Example: docker-alpine-supervisor-base as the name for the supervisor base image on alpine linux.

Most important base images:

docker-alpine-base
docker-alpine-supervisor-base
- docker-alpine-supervisor-java-base
  - docker-alpine-supervisor-java-tomcat-base
- docker-alpine-fpm-base
👉 When developing a new image, you SHOULD base you image on the docker-alpine-supervisor-base base image or any of its base image descendants in most cases.

Regular Images

All other images (images that are not a base image) are considered a regular image.

Naming convention:

docker-<name>

Where:

<name>: describes the main function of the image.

Example: docker-aai-discovery as the name for the discovery service frontend image.

Running Containers from Images

Containers started from images that go together to offer a functional service, e.g. a frontend, backend and a database, are typically grouped into deployable projects via docker compose.

👉 (Compose) Projects are what we deploy and run on our infrastructure via the CLARIN deploy script.
👉 These projects are started and stopped via the CLARIN control script.

Code style

[ ] Dockerfiles
[ ] CLARIN docker best practices
- [ ] Use tag + digest for base image
- [ ] Differences from docker best practices
  - https://docs.docker.com/build/building/best-practices/
  - https://docs.docker.com/get-started/09_image_best/
[ ] Base images
- [ ] For each main process
  - [ ] Supervisord setup
  - [ ] Fluentd setup
    - [ ] See Logging
  - [ ] Logrotate setup
- [ ] Default healthcheck
  - [ ] How to customise
- [ ] Entrypoint
  - [ ] Supervisor base images
  - [ ] Other cases
- [ ] Initialisation logic
- [ ] ‘Core’ application directory
  - [ ] Choice of directory for stand-alone applications
    - [ ] If the environment or other context (e.g. tomcat) provides a requirement or
  - [ ] guideline, follow that
    - [ ] If the choice is arbitrary, recommended locations follow OS conventions (typically alpine)
    - [ ] for binaries
    - [ ] /usr/local/bin
    - [ ] for application bundles??
  - [ ] last WORKDIR in Dockerfile must be set to this directory
[ ] Compose projects
[ ] .env file/variables
[ ] Overlays
- [ ] Use cases
- [ ] When not to use -> when variables can do the trick
- [ ] Custom scripts should hide complexity
[ ] Volumes & networks
- [ ] Internal & external

Frameworks

[ ] Build script
[ ] https://gitlab.com/CLARIN-ERIC/build-script
[ ] Testing
[ ] images
- [ ] Build script --test argument with docker-compose
[ ] compose projects
- [ ] test with ??

Documentation

[ ] Image project
[ ] README
- [ ] Reference base image
- [ ] List the important application and configuration locations (paths) inside the
- [ ] image
- [ ] List the user name(s) defined and used in the image

Build tools & Continuous Integration

[ ] Describe our gitlab CI integration with hadolint
[ ] Include examples
[ ] Gitlab Docker repository

Testing tools

Static code analysis

[ ] Linting with hadolint
[ ] Security scanning

Upstream proxies

Software projects (compose projects) should have an nginx in front of the application to work as the upstream server.
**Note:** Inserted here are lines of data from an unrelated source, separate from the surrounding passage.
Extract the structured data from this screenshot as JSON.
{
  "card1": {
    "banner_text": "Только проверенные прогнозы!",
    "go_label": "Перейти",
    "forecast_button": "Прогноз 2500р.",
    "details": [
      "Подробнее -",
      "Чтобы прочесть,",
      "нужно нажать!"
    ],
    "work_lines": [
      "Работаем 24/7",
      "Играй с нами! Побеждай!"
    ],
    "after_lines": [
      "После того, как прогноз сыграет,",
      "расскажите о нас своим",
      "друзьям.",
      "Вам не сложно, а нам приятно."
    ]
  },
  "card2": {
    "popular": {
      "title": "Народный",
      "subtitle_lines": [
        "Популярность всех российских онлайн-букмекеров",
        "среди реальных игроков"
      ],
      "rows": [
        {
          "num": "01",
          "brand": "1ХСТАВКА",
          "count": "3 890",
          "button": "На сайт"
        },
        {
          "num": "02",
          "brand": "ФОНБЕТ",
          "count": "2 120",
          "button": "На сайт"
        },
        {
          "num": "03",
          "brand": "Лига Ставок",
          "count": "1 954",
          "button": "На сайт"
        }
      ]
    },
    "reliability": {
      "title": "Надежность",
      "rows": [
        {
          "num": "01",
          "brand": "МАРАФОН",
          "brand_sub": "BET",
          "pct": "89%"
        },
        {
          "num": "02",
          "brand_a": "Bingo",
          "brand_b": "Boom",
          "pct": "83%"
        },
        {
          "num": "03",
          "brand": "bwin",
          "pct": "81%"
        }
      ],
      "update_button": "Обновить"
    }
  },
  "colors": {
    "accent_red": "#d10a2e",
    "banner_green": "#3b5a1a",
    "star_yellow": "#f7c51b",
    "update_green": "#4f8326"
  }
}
This is because we want:

The upstreams to be uniform so that in the future we can deploy client / server authentication between the proxy and the upstreams in a standard way.
Non-standard webserver configurations that are specific to a certain applications (e.g. SNI), will be deployed in the application project itself. Avoiding split logic.
The application should respond to all their requests on the same upstream port. Again, wherever possible making the central proxy configuration unaware of the need for different ports.

If possible this should apply to all applications meant to run behind our central proxy. (Maybe we can augment our compose project init code to add this nginx by default)

There may be multiple nginx services in the same compose project as a result. One would be the dedicated proxy service. This is a desirable situation.